Interestingly enough, on the list of "Words of the Goddess" that I compiled many years ago, "beauty" was around the twentieth. In other words, it wasn't near the top of my list. It didn't come to me immediately. And yet now, I think it is almost on a par with Love. If I were the Goddess, it might be co-equal. Once again, dictionary definitions are absolutely no help whatsoever. Phrases such as "pleasing to the eye" don't begin to capture the essence of beauty. There must be as many standards of beauty as there are people on the planet, although my current hunch is that there are many people for whom beauty is invisible or genuinely unimportant.

So why do I think beauty would be honored in a construct that also honored the divine feminine? Am I falling into a trap...beauty is important to me, and my life seems to have been singularly off the patriarchal radar screen, so therefore by default, it must be important to the Goddess? That's possible. Truly, I don't know what to say, because this is such uncharted territory. I've been mulling over my experiences in the Old Paradigm/church (almost exclusively the Episcopal Church and Church of England). In baptism, confirmation, catechisms, Bible readings, sermons...how often were we in the congregation invited to create works of beauty? How often did we hear the words "beauty" or "beautiful"? In my experience, in discussions of religion, almost never. There were admonitions against sinning, and for honoring God, His laws, His traditions. Various people were considered blessed: those who were pure in heart, those who were poor and sick (and those who helped them), those who were persecuted for God's sake. Unique and powerful expressions of beauty were borne out of the Anglican tradition, of course, from the cathedrals and all their artwork, the choral tradition and musical compositions, and the extraordinary poetic beauty of the original Book of Common Prayer. In the church of my childhood, this tradition was, to a certain extent, "worshipped" in its own right. But that made it even more devastating to be a girl who, in the early 1960's, knew that she wanted to work in that milieu and that she never would or could. Beauty would never be my "workplace". So many artistic people have been similarly deprived, so discouraged early on that they couldn't catch up later in life even when norms started to change.

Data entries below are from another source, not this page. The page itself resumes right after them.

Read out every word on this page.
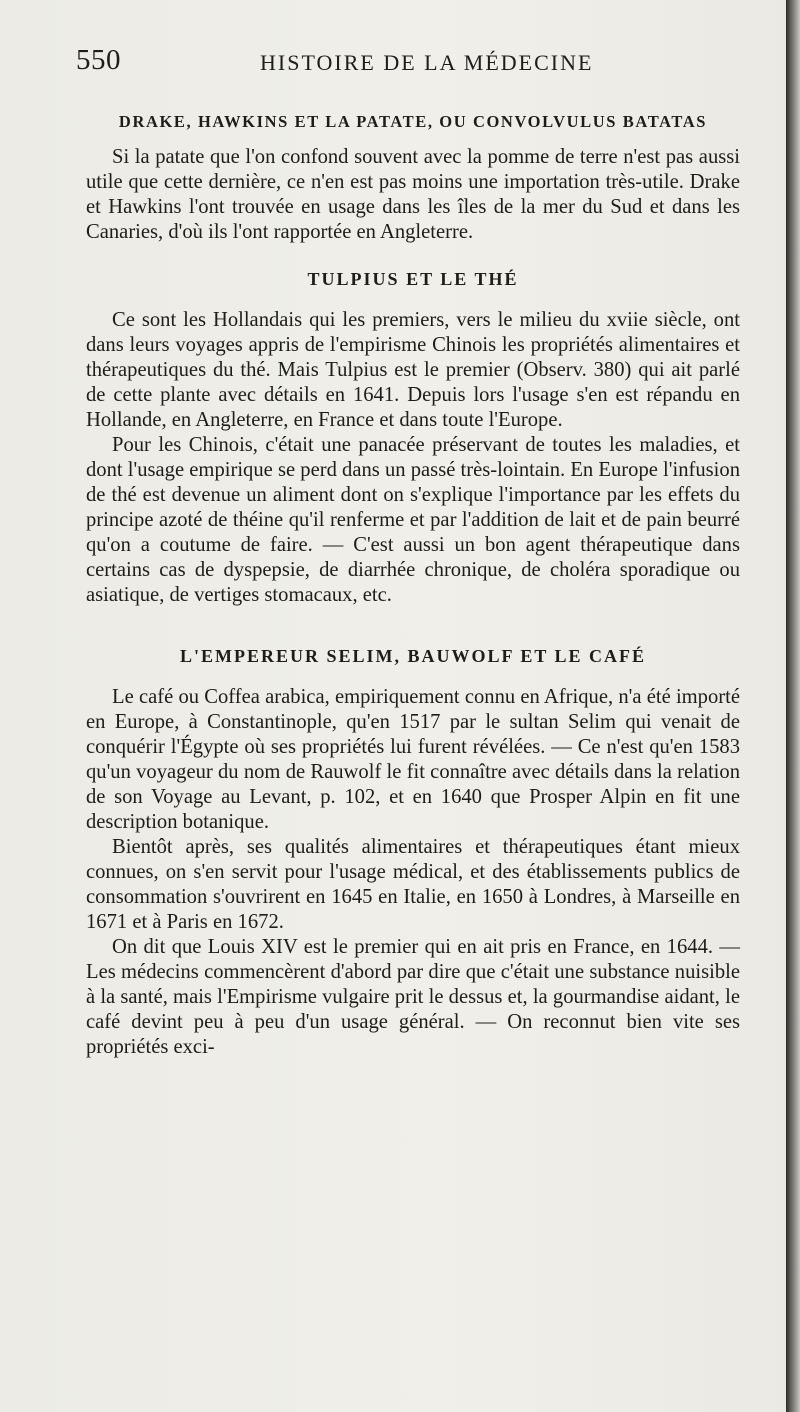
550	HISTOIRE DE LA MÉDECINE
DRAKE, HAWKINS ET LA PATATE, OU CONVOLVULUS BATATAS

Si la patate que l'on confond souvent avec la pomme de terre n'est pas aussi utile que cette dernière, ce n'en est pas moins une importation très-utile. Drake et Hawkins l'ont trouvée en usage dans les îles de la mer du Sud et dans les Canaries, d'où ils l'ont rapportée en Angleterre.

TULPIUS ET LE THÉ

Ce sont les Hollandais qui les premiers, vers le milieu du xviie siècle, ont dans leurs voyages appris de l'empirisme Chinois les propriétés alimentaires et thérapeutiques du thé. Mais Tulpius est le premier (Observ. 380) qui ait parlé de cette plante avec détails en 1641. Depuis lors l'usage s'en est répandu en Hollande, en Angleterre, en France et dans toute l'Europe.

Pour les Chinois, c'était une panacée préservant de toutes les maladies, et dont l'usage empirique se perd dans un passé très-lointain. En Europe l'infusion de thé est devenue un aliment dont on s'explique l'importance par les effets du principe azoté de théine qu'il renferme et par l'addition de lait et de pain beurré qu'on a coutume de faire. — C'est aussi un bon agent thérapeutique dans certains cas de dyspepsie, de diarrhée chronique, de choléra sporadique ou asiatique, de vertiges stomacaux, etc.

L'EMPEREUR SELIM, BAUWOLF ET LE CAFÉ

Le café ou Coffea arabica, empiriquement connu en Afrique, n'a été importé en Europe, à Constantinople, qu'en 1517 par le sultan Selim qui venait de conquérir l'Égypte où ses propriétés lui furent révélées. — Ce n'est qu'en 1583 qu'un voyageur du nom de Rauwolf le fit connaître avec détails dans la relation de son Voyage au Levant, p. 102, et en 1640 que Prosper Alpin en fit une description botanique.

Bientôt après, ses qualités alimentaires et thérapeutiques étant mieux connues, on s'en servit pour l'usage médical, et des établissements publics de consommation s'ouvrirent en 1645 en Italie, en 1650 à Londres, à Marseille en 1671 et à Paris en 1672.

On dit que Louis XIV est le premier qui en ait pris en France, en 1644. — Les médecins commencèrent d'abord par dire que c'était une substance nuisible à la santé, mais l'Empirisme vulgaire prit le dessus et, la gourmandise aidant, le café devint peu à peu d'un usage général. — On reconnut bien vite ses propriétés exci-
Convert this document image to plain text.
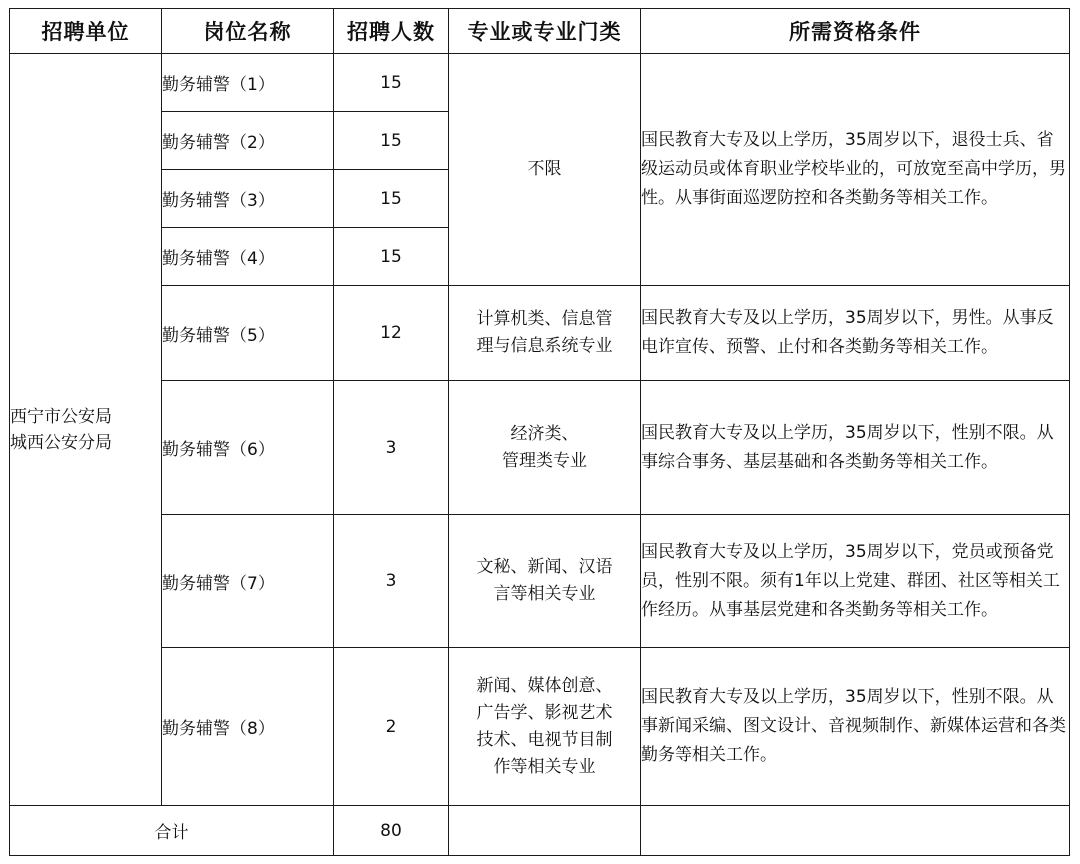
招聘单位	岗位名称	招聘人数	专业或专业门类	所需资格条件

西宁市公安局
城西公安分局	勤务辅警（1）	15	不限	国民教育大专及以上学历，35周岁以下，退役士兵、省级运动员或体育职业学校毕业的，可放宽至高中学历，男性。从事街面巡逻防控和各类勤务等相关工作。
	勤务辅警（2）	15		
	勤务辅警（3）	15		
	勤务辅警（4）	15		
	勤务辅警（5）	12	计算机类、信息管
理与信息系统专业	国民教育大专及以上学历，35周岁以下，男性。从事反电诈宣传、预警、止付和各类勤务等相关工作。
	勤务辅警（6）	3	经济类、
管理类专业	国民教育大专及以上学历，35周岁以下，性别不限。从事综合事务、基层基础和各类勤务等相关工作。
	勤务辅警（7）	3	文秘、新闻、汉语
言等相关专业	国民教育大专及以上学历，35周岁以下，党员或预备党员，性别不限。须有1年以上党建、群团、社区等相关工作经历。从事基层党建和各类勤务等相关工作。
	勤务辅警（8）	2	新闻、媒体创意、
广告学、影视艺术
技术、电视节目制
作等相关专业	国民教育大专及以上学历，35周岁以下，性别不限。从事新闻采编、图文设计、音视频制作、新媒体运营和各类勤务等相关工作。
合计		80		
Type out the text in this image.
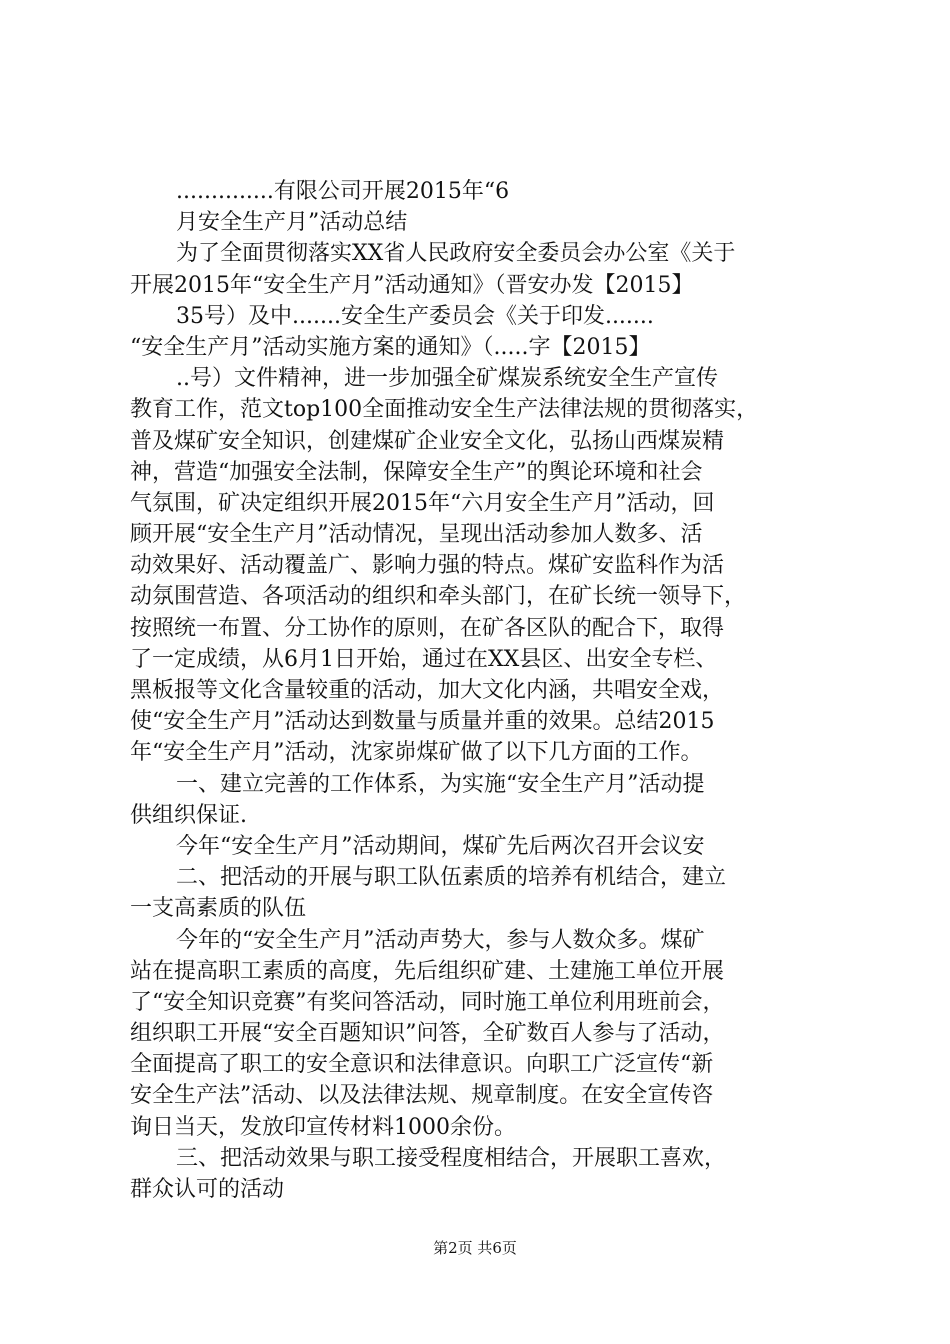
..............有限公司开展2015年“6
月安全生产月”活动总结
为了全面贯彻落实XX省人民政府安全委员会办公室《关于
开展2015年“安全生产月”活动通知》（晋安办发【2015】
35号）及中.......安全生产委员会《关于印发.......
“安全生产月”活动实施方案的通知》（.....字【2015】
..号）文件精神，进一步加强全矿煤炭系统安全生产宣传
教育工作，范文top100全面推动安全生产法律法规的贯彻落实，
普及煤矿安全知识，创建煤矿企业安全文化，弘扬山西煤炭精
神，营造“加强安全法制，保障安全生产”的舆论环境和社会
气氛围，矿决定组织开展2015年“六月安全生产月”活动，回
顾开展“安全生产月”活动情况，呈现出活动参加人数多、活
动效果好、活动覆盖广、影响力强的特点。煤矿安监科作为活
动氛围营造、各项活动的组织和牵头部门，在矿长统一领导下，
按照统一布置、分工协作的原则，在矿各区队的配合下，取得
了一定成绩，从6月1日开始，通过在XX县区、出安全专栏、
黑板报等文化含量较重的活动，加大文化内涵，共唱安全戏，
使“安全生产月”活动达到数量与质量并重的效果。总结2015
年“安全生产月”活动，沈家峁煤矿做了以下几方面的工作。
一、建立完善的工作体系，为实施“安全生产月”活动提
供组织保证.
今年“安全生产月”活动期间，煤矿先后两次召开会议安
二、把活动的开展与职工队伍素质的培养有机结合，建立
一支高素质的队伍
今年的“安全生产月”活动声势大，参与人数众多。煤矿
站在提高职工素质的高度，先后组织矿建、土建施工单位开展
了“安全知识竞赛”有奖问答活动，同时施工单位利用班前会，
组织职工开展“安全百题知识”问答，全矿数百人参与了活动，
全面提高了职工的安全意识和法律意识。向职工广泛宣传“新
安全生产法”活动、以及法律法规、规章制度。在安全宣传咨
询日当天，发放印宣传材料1000余份。
三、把活动效果与职工接受程度相结合，开展职工喜欢，
群众认可的活动
第2页 共6页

This is a subject that there is no way to cover in one post. I feel like a fool for trying. All I can say is that I believe that all forms of beauty -- so-called natural, and so-called human-made (in theory there is no schism here) -- are "divine", in whatever sense you want to take that. Integrity-filled efforts to create beautiful works of art, or to work with rather than against natural beauty, are far more valid than our culture acknowledges. Looking back, I didn't understand how crucial beauty (and expressing beauty) was to my well-being. I suppose it was a combination of factors, both personal and cultural; living apart from my preferred kinds of beauty has left me only half alive. Perhaps our world's focus on almost everything but beauty has left all of us half alive. 

Love and beauty are my litmus tests. Now I gauge the alignment of everything I experience to love and beauty. The only things that seem real are things that are loving, lovely and beautiful. That's all I can say today.